Голубой снег лежал на земле и на крышах темных изб. В лесу сипло и высоко вибрировал волчий голос. Шар луны катился по небу. Пашку сразу прохватывал холод, но он долго не уходил в избу. «Господи, превеликий! — восторженно думал он. — Пусть все злые люди умрут. Пусть Зорька хорошо отелится и принесет телушку. Пусть учительница не ругает меня за то, что намазал в тетрадке. Пусть папка не будет пить и гулять, а мамка не будет плакать…» Звезды помигивали сверху, луна катилась дальше своею дорогой. Порой взухивала где-то буйная частушка. Скрипя снегом, Пашка поворачивался на крыльце и кланялся на четыре стороны света. Ему казалось почему-то, что так надо, чтобы мысли его долетели до бога. Визжала дверь, мальчик вступал в темные сени, оттуда в дом, где было тепло, пахло опарой для завтрашнего хлеба. Он раздевался, лез на печку и засыпал. На душе было спокойно. Изба сразу отгораживала его от других домов со снежными крышами, от леса с голодными волками, от черного неба с луной и звездами. Такими были Пашкины вечера в маленькой уральской деревушке.
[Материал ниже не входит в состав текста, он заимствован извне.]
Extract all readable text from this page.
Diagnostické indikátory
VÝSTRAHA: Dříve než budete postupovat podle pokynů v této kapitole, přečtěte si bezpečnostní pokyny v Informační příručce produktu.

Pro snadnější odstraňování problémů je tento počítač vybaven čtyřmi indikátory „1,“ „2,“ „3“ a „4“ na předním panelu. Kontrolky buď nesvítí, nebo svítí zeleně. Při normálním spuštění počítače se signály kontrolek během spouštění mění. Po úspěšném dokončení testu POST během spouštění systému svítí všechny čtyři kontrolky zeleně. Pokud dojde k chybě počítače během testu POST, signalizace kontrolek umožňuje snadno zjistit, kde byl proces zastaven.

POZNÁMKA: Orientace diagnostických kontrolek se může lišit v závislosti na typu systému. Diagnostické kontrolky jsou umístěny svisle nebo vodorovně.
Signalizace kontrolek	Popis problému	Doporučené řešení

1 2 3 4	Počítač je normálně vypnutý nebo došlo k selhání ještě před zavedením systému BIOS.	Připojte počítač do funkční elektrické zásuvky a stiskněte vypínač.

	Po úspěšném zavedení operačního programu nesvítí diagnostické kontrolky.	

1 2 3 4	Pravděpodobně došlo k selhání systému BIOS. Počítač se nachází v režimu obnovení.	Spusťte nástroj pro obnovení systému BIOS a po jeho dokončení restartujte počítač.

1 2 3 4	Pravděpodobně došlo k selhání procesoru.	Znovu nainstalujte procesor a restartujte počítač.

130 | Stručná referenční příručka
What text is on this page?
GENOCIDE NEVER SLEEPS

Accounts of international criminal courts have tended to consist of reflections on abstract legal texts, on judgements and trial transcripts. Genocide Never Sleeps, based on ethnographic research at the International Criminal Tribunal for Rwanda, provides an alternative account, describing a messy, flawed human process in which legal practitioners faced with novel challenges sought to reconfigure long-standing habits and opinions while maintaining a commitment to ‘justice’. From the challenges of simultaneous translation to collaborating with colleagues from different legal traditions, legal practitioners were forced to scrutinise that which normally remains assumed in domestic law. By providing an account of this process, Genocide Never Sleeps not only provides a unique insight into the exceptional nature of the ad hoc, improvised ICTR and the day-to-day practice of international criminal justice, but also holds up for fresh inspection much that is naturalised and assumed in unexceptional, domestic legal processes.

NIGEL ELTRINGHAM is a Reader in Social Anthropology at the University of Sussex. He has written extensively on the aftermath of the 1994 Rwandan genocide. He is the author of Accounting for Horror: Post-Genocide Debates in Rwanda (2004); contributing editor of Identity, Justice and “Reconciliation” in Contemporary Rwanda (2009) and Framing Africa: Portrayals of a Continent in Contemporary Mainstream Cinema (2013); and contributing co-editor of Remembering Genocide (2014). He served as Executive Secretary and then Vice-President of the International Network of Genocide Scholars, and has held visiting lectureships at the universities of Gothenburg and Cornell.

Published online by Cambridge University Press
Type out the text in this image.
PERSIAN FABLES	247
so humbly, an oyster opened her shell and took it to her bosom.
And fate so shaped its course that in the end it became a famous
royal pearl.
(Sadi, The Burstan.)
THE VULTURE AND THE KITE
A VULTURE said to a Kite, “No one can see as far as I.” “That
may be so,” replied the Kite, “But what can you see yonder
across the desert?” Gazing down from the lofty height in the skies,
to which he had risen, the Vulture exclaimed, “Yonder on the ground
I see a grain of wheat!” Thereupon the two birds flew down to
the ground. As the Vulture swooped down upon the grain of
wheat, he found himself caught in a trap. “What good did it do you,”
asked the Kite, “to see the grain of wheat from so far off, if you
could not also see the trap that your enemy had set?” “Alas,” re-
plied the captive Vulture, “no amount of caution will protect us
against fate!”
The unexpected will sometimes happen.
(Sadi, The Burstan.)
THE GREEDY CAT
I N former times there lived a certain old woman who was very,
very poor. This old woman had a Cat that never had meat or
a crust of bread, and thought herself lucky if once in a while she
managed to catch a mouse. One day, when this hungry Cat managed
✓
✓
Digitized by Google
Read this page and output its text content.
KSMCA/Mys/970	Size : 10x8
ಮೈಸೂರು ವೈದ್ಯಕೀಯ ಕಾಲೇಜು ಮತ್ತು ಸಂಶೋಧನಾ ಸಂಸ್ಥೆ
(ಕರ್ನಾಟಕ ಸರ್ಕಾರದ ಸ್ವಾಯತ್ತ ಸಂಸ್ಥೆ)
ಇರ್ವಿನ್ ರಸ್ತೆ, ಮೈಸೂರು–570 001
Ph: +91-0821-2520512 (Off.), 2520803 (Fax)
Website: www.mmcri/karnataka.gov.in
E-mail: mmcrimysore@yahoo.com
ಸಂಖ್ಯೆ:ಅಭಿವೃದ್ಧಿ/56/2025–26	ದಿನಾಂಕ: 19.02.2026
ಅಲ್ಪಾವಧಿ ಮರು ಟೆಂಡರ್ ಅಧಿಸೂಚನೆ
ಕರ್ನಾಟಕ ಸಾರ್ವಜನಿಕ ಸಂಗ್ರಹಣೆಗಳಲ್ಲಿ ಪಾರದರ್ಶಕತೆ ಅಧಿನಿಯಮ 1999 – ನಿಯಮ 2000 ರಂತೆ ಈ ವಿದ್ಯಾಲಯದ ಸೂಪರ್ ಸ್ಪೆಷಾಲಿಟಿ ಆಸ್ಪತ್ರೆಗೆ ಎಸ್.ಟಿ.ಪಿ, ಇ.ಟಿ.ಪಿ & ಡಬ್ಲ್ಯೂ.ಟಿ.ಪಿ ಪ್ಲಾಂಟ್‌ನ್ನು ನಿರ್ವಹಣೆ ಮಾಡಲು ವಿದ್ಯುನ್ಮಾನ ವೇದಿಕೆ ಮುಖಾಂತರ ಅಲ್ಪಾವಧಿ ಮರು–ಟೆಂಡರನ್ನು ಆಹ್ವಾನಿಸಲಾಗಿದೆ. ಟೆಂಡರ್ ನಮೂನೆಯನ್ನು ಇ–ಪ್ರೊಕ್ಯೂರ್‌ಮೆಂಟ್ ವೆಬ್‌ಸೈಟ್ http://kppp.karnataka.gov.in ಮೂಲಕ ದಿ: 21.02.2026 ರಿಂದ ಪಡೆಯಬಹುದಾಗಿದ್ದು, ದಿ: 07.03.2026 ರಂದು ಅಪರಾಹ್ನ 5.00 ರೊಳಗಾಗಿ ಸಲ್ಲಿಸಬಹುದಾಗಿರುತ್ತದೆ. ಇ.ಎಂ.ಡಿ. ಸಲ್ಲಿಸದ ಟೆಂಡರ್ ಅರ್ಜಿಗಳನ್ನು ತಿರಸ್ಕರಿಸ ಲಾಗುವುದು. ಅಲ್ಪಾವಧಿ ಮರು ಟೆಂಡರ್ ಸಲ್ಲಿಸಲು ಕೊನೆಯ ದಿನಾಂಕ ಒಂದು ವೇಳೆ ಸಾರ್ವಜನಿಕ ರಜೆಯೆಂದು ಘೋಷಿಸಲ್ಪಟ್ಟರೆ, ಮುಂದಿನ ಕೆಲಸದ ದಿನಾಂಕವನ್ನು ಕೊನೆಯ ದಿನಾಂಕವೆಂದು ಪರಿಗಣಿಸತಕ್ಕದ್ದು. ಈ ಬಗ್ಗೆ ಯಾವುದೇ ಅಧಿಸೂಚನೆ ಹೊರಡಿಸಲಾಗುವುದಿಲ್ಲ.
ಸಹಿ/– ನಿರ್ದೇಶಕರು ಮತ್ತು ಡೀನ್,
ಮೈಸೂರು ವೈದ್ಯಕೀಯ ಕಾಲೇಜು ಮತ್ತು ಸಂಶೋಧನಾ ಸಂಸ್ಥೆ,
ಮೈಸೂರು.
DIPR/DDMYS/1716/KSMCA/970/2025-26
Здесь вот, в дальней Бессарабии, куда занесла его судьба, — тоже черное небо по ночам, и звезды мигают, катится луна, — а даже и не подумаешь сравнить…
Тогда, в середине лета, за Пашкой приехал отец, чтобы отвезти домой, в город; бабка шла рядом с телегой, в которой они сидели, до самых деревенских ворот. Там она остановила лошадь, поцеловала Пашку, перекрестила его. Поцеловала и перекрестила сына. Отъехав немного, Пашка оглянулся. Бабка Дуня стояла и глядела им вслед. Такой он ее и запомнил надолго: в платке, со скорбным сухим лицом, кисти рук, темные от работы, холода и зноя.
И долго после не мог привыкнуть к домашнему мельтешению, вранью, приходам отца под утро, реву младшего брата Васьки, крикам и плачу матери. Он изменился за год, повзрослел, и все это стало ему чужим. Вера в бога помаленьку исчезла, но жил он как бы на особицу, на отшибе в своей неугомонной семейке.
Только лет уже в сорок пять отец стал смирять свой веселый гулевой нрав. Один из лучших заводских токарей, он жил, казалось, лишь работой и волей. И улетали куда-то заработки, Мурашовы жили плохо. Однажды сестра Верка дошла за хлебом в магазин, и люди нашли ее лежащей возле тротуара без памяти. Оказывается, девчонка по дороге потеряла деньги и так испугалась, что упала в обморок.